And the Lord said unto Satan, Whence camest thou?

Then Satan answered the Lord, and said,

From going to and fro in the earth and from walking up and down in it.

Job 1:7


Accomplish the mission;

Take care of the troops

Infantry leader's maxim


Grace: Crepe Myrtle


42

Gravedigger
His name is Otis Cox
and the graves he digs with a spade are acts of love.
The red clay holds like concrete
still he makes it give up a place
for rich caskets and poor
working with sweat and sand
in the springing tightness of his hair
saying that machine digging
don’t seem right if you know
the dead person.
His pauses are slow as the digging
a foot always on the shovel.
Shaking a sad and wet face
drying his sorrow with a dust orange white handkerchief
he delivers a eulogy.
Miz Ruth always gimme a dipper of water
Then among the quail calls and blackeyed susans
Otis Cox shapes with grunt and sweat and shovel
a perfect work
a mystical place
a last connection with the living hand.
James A. Autry, Nights Under a Tin Roof

1974

My grandmother didn’t stay in the house on the hill after the passing of my grandfather, but moved to a smaller place not far from her son’s, my uncle’s, house. Her new house had a deep, narrow lot that ran back to a railroad embankment and she put her garden in. For most of the next twenty years she raised her corn, peas, okra, tomatoes, limas, and pole beans. She had a peach tree that, if there wasn’t a late frost, produced fruit as sweet as any I ever tasted.

I usually spent part of my summers with her. I didn’t stay as long or as often as when I was younger, but enough to get to know the neighborhood and accumulate a stash of comic books in a closet and toys in the garage. When I got older I discovered among my grandfather’s books an edition of Homer, B.A. Botkin’s collection of American folklore, and Lawrence’s Seven Pillars of Wisdom. I  was to wonder ever after how much of these I knew from my own reading and how much had simply seeped in sitting on porch swings on summer nights.

I was in school at the University of Arkansas up in Fayetteville when Kennedy was killed. With my new wife I drove down through the Boston Mountains and watched the funeral on my grandmother’s television. 

Siting with her that day in 1963 and remembering her age, I asked her if the event was anything like her memory of the McKinley assassination. She said that she’d just been a girl and she didn’t think it made much news at the time. She didn’t really remember it. They certainly didn’t hear about it quickly since they didn’t get a newspaper. And it was before radio. Maybe the news came out by train. What she did remember was the reaction to Roosevelt’s death. But she didn’t want to talk about that either.

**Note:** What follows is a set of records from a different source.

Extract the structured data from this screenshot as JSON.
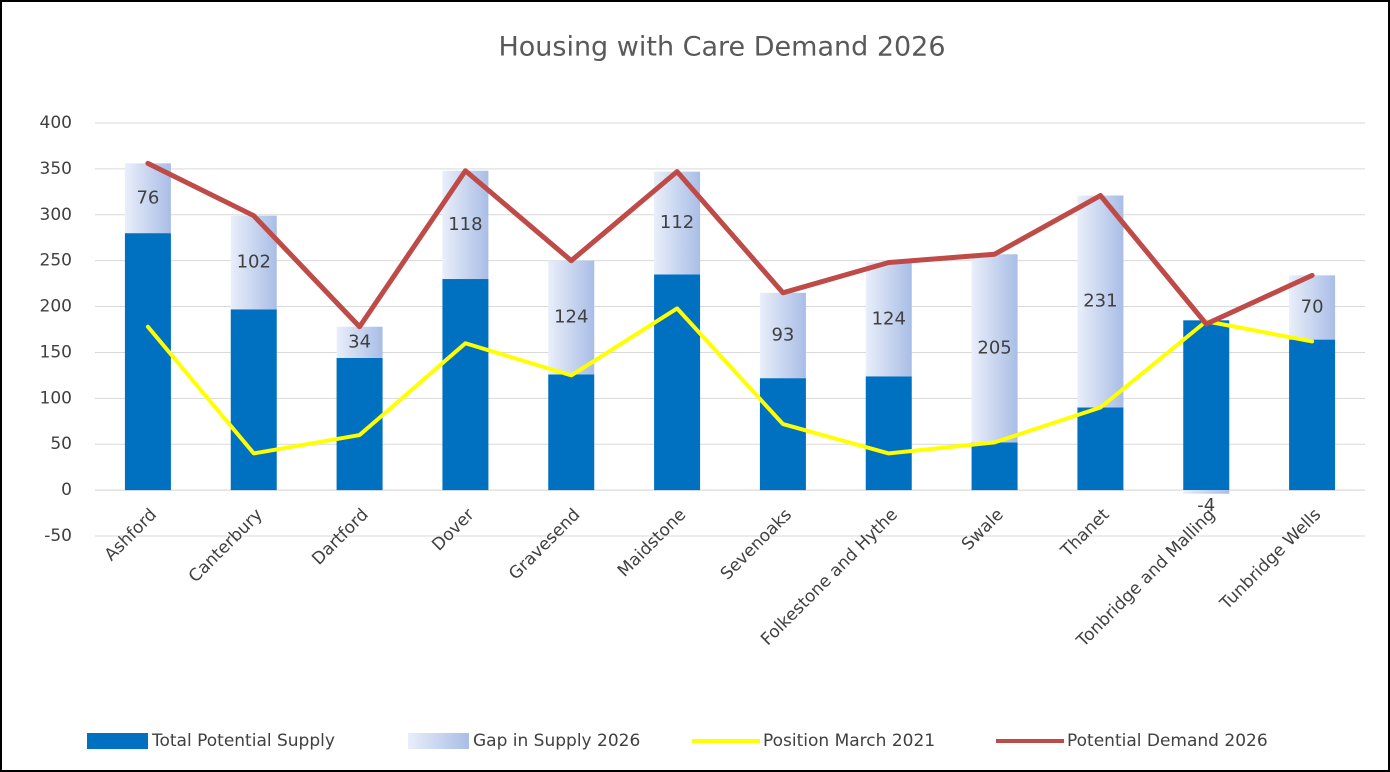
{
  "chart_data": {
    "type": "combo",
    "title": "Housing with Care Demand 2026",
    "stacked": true,
    "categories": [
      "Ashford",
      "Canterbury",
      "Dartford",
      "Dover",
      "Gravesend",
      "Maidstone",
      "Sevenoaks",
      "Folkestone and Hythe",
      "Swale",
      "Thanet",
      "Tonbridge and Malling",
      "Tunbridge Wells"
    ],
    "series": [
      {
        "name": "Total Potential Supply",
        "type": "bar",
        "color": "#0070c0",
        "values": [
          280,
          197,
          144,
          230,
          126,
          235,
          122,
          124,
          52,
          90,
          185,
          164
        ]
      },
      {
        "name": "Gap in Supply 2026",
        "type": "bar",
        "color": "#b4c7e7",
        "data_labels": true,
        "values": [
          76,
          102,
          34,
          118,
          124,
          112,
          93,
          124,
          205,
          231,
          -4,
          70
        ]
      },
      {
        "name": "Position March 2021",
        "type": "line",
        "color": "#ffff00",
        "values": [
          178,
          40,
          60,
          160,
          125,
          198,
          72,
          40,
          52,
          90,
          184,
          162
        ]
      },
      {
        "name": "Potential Demand 2026",
        "type": "line",
        "color": "#be4b48",
        "values": [
          356,
          299,
          178,
          348,
          250,
          347,
          215,
          248,
          257,
          321,
          181,
          234
        ]
      }
    ],
    "ylim": [
      -50,
      400
    ],
    "yticks": [
      -50,
      0,
      50,
      100,
      150,
      200,
      250,
      300,
      350,
      400
    ],
    "grid": true,
    "legend": "bottom"
  }
}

The stately horses that pulled the caisson and the prancing black horse with reversed empty boots in the stirrups has stayed in my memory. Much of those days has stuck in my memory. King’s eloquence of the previous summer, the open-mouthed gasp of Oswald as Jack Ruby’s bullet tore through his gut, the rumors and realities of new substances spreading to the east from the west — LSD and peyote, freakish chord changes in guitar solos, the brave white civil rights activists suddenly encountering their own draft status and finding a new and different cause.

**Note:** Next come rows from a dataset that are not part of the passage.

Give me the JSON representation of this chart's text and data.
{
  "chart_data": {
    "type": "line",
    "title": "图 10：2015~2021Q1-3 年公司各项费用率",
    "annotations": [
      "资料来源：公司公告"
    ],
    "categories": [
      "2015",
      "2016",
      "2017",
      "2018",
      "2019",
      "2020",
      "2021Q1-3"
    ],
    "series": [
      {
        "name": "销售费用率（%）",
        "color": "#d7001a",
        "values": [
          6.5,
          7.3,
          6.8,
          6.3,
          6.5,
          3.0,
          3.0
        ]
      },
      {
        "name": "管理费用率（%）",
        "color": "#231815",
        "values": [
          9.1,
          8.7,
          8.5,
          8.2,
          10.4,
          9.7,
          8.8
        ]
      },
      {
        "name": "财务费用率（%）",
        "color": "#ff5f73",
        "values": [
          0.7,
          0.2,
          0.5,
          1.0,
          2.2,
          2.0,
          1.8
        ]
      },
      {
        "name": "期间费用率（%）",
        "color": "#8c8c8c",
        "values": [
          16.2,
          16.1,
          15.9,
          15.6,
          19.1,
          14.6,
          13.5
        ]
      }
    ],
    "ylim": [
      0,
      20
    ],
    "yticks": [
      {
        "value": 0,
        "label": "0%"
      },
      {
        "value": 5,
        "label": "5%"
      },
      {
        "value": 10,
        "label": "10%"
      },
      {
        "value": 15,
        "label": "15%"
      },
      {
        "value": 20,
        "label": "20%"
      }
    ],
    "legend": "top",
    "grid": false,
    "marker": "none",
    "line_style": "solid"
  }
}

But I never had the occasion to ask my grandmother about those disorienting changes.

When my cousin called me to tell me my grandmother had died, I was at Fort Campbell, Kentucky. With my wife and daughter I traveled to Arkansas. My older brother, in the Air Force, came up from a base in Texas. My younger brother, just out of the Navy, came up from Florida. My parents came from Florida. My cousins, in Fort Smith and Van Buren, met us at the airport. 

The funeral was much smaller than the one I remembered for my grandfather. The circle did not complete itself until I stood at the grave. The rectangular hole in the ground must have been blasted and then shoveled out. My infantryman’s eye saw the shards of stone and the loose dirt hidden by a tarp. My older brother and I had decided to wear our uniforms and the sunlight flashed off badges and ribbons as we listened to a preacher, who obviously didn’t know our grandmother at all, read from the books of Job and John.

Crepe myrtle is an interesting plant. It will grow as either a bush or a tree, depending on how it is pruned when young. It is an exotic, originally found only in Asia. These days it is common throughout the South. It begins to bloom near Easter time in Florida, but waits almost until mid-July in Arkansas before its red or white blossoms break out. Later in the year, each year, it will shed a layer of bark and will look, for several weeks, a lot like the mottled camouflage of an infantryman’s field uniform. In my youth my grandmother’s street was lined with them.

Next to the grave was a crepe myrtle tree. Probably the same one the bee had been visiting when my grandfather was buried. Now it was considerably larger and spread irregular shadows over the grave and the mourners. It was past blossoming time and the bark was beginning to slough away in loose strips that hung from the trunk. 

It was not part of the ritual for us to watch the casket into the grave. Instead the words were said, a benediction was pronounced, and we all walked away back to our cars. The empty rectangular hole was behind us, up under the crepe myrtle, waiting for the casket to be lowered.